O cenário da abertura da CPMI ainda está um pouco embaralhado, visto que líderes da base do governo do presidente Luiz Inácio Lula da Silva (PT), como Eduardo Braga (MDB-AM) e Omar Aziz (PSD-AM), também assinaram. O líder do governo no Congresso, Randolfe Rodrigues (PT-AP), também defende a abertura de uma investigação.

Para uma comissão de investigação ser aberta, no entanto, o requerimento de criação deve ser lido em uma sessão conjunta pelo respectivo presidente da Casa. Neste caso, precisa ser proferida pelo presidente do Senado, Davi Alcolumbre (União Brasil-AP).

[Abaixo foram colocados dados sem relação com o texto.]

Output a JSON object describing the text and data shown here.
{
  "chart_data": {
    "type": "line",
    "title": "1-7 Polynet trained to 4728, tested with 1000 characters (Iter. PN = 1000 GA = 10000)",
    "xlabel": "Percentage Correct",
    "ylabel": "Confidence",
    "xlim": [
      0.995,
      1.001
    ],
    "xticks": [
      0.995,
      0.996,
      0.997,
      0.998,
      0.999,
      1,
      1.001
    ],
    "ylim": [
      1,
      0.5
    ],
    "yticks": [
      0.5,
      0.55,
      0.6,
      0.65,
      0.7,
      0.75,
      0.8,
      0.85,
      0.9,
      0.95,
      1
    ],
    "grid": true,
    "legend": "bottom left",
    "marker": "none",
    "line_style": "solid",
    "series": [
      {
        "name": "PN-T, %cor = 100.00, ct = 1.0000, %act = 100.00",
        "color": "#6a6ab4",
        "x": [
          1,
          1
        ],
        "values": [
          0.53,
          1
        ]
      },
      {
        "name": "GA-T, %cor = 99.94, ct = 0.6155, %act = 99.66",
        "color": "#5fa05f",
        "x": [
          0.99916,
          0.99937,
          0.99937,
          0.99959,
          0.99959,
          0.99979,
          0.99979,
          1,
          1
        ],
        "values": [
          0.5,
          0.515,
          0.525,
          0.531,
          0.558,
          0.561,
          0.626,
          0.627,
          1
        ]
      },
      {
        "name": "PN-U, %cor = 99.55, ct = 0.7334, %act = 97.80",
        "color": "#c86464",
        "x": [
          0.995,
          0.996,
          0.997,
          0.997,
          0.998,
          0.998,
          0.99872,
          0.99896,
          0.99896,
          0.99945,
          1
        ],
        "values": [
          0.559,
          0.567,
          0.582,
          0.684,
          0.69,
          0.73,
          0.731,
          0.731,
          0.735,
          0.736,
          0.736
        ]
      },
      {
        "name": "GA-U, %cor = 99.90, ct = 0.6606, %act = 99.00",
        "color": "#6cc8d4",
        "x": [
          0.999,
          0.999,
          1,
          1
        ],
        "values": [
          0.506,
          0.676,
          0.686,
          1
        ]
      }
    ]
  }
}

Regimentalmente, no entanto, não há prazo para que Alcolumbre faça a oficialização da CPMI. O requerimento sugere a composição de 30 membros, 15 senadores e 15 deputados, e uma duração inicial de 180 dias, podendo ser prorrogada.

Banco Master

O episódio passou a repercutir entre aliados do ex-presidente Jair Bolsonaro (PL) após a divulgação de vínculos entre o Banco Master — que teve sua liquidação decretada pelo Banco Central sob suspeita de fraudes — e o escritório de advocacia pertencente à esposa do ministro do Supremo Tribunal Federal (STF) Alexandre de Moraes, responsável pela relatoria da ação penal sobre a tentativa de golpe.

A contratação, que previa o pagamento de R$ 129 milhões em honorários, foi localizada no telefone celular do controlador da instituição, Daniel Vorcaro. O aparelho foi apreendido no momento em que o empresário foi detido durante a Operação Compliance Zero, deflagrada simultaneamente à intervenção no banco. Vorcaro se preparava para viajar a Dubai quando foi abordado por agentes da Polícia Federal.